夕方6時頃からゲストが訪れ始めます。既にツリーや暖炉のまわりには、贈られる人別にプレゼントがまとめてあるので、挨拶がすむと、そこに自分が持ってきたプレゼントも置いておきます。
全員が集まったら照明を暗くし、静かな賛美歌を流すところからクリスマスのお祝いがスタート。みんな思い思いの場所に座って、しばし美しい歌声に耳を傾けます。
音楽が終わると、プレゼント・オープン・タイム! この時は打って変わってワイワイガヤガヤ大騒ぎ。子供たちだけでなく、大人もうれしい瞬間ですよね。
この時、まわりの人にもウケるプレゼントを選ぶと、ちょいと自慢になります。ちなみに去年ウケたのは、両親への『アリー・マイ・ラブ』グッズ(ヨーロッパでも放送され、大人気なのです)と、ユーモアの分かる伯母さんに贈った五味太郎さんの“動物のオナラの絵本(英語版)”。いずれもバンクーバーから買っていきました。
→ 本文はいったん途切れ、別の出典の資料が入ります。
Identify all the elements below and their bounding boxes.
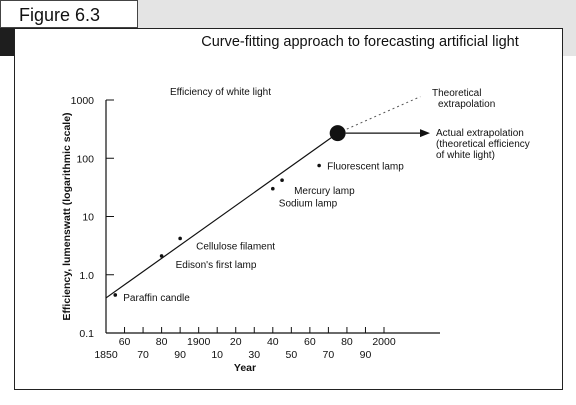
x-tick-label-lower: 50 [285,349,297,361]
x-tick-label-upper: 60 [304,336,316,348]
data-point-label: Mercury lamp [294,186,355,197]
trend-line [105,132,339,299]
chart-subtitle: Efficiency of white light [170,87,271,98]
figure-label: Figure 6.3 [19,5,101,25]
x-tick-label-lower: 70 [323,349,335,361]
actual-extrapolation-label-line3: of white light) [436,150,495,161]
data-point [159,254,164,258]
data-point [280,178,284,182]
x-tick-label-lower: 70 [137,349,149,361]
x-tick-label-lower: 90 [174,349,186,361]
x-tick-label-upper: 2000 [372,336,396,348]
x-tick-label-lower: 90 [360,349,372,361]
data-point-label: Cellulose filament [196,241,275,252]
y-tick-label: 10 [82,212,94,224]
data-point [178,236,182,241]
data-point [271,186,275,191]
data-point [113,293,118,297]
x-tick-label-upper: 40 [267,336,279,348]
x-tick-label-upper: 80 [156,336,168,348]
x-tick-label-lower: 10 [211,349,223,361]
data-point-label: Fluorescent lamp [327,162,404,173]
x-tick-label-lower: 30 [248,349,260,361]
x-axis-title: Year [234,362,256,374]
y-tick-label: 100 [76,153,94,165]
y-axis-title: Efficiency, lumenswatt (logarithmic scal… [61,112,73,320]
actual-extrapolation-arrowhead [420,129,430,138]
x-tick-label-upper: 60 [119,336,131,348]
x-tick-label-upper: 1900 [187,336,211,348]
theoretical-extrapolation-label-line2: extrapolation [438,99,495,110]
y-tick-label: 1.0 [79,270,94,282]
x-tick-label-upper: 20 [230,336,242,348]
actual-extrapolation-label-line2: (theoretical efficiency [436,139,530,150]
projection-point [329,125,346,142]
data-point-label: Sodium lamp [279,199,338,210]
chart-title: Curve-fitting approach to forecasting ar… [201,34,519,50]
theoretical-extrapolation-label-line1: Theoretical [432,88,481,99]
theoretical-extrapolation-line [337,96,421,134]
y-tick-label: 1000 [71,95,95,107]
figure-label-box: Figure 6.3 [0,0,138,28]
actual-extrapolation-label-line1: Actual extrapolation [436,128,524,139]
x-tick-label-upper: 80 [341,336,353,348]
data-point-label: Paraffin candle [123,293,190,304]
x-tick-label-lower: 1850 [94,349,118,361]
data-point-label: Edison's first lamp [176,260,257,271]
y-tick-label: 0.1 [79,328,94,340]
data-point [317,163,321,168]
盛り上がりが一段落したら、いよいよディナーに。進行役の義父によるワインの乾杯から始まりますが、私がいるので全員スイス・ジャーマンではなく英語を話してくれます(うちの実家じゃあ、とてもそんな芸当はできない)。お料理は各自好きなだけ取り分けるビュッフェ・スタイル。宴もたけなわになる頃には、もうこれ以上入りませ~ん!ってほど、おなかがいっぱいに……。子供たちは、もうとっくにテーブルを離れ、プレゼントのおもちゃで夢中になって遊んでいます。
ところで、子供たちが大好きなサンタさんですが、スイスではクリスマスより早く来ます。12月6日が「サンタクロースの日」なんですって。そして、意外なことに、決して優しいおじいさんではないのです。外見はおなじみの赤い衣装に白いひげなのですが……。
サンタさんは子供たちのことを何でも知っていて、その年「よい子」だった子にはチョコレートやクッキーをくれるのですが、「悪い子」だった場合は、持っているスティックでお尻をペンペンされてしまうのですって。さらに「すごく悪い子」だと、あの袋に入れられちゃうんですって(えーっ!? 用途が全然違う!)。だからみんな「もうしません。いい子になります!」って約束するのだそうです。
種をあかせば、サンタはお友達のお父さんで、彼のお父さんが今度はお友達の家に行って、同じことをするらしいのです。子供の情報は、あらかじめお互いに伝え合っているわけ。
そうとは知らない子供たち。だから彼は、子供の頃、サンタクロースがとっても恐かったんですって。信じられないでしょ!?
そんなわけで、クリスマスにはもうサンタクロースは登場しません。本当に家族だけでお祝いをする日なのです。
シャウウェッカー家のクリスマスの夜は、毎年こんなふうにふけていきます。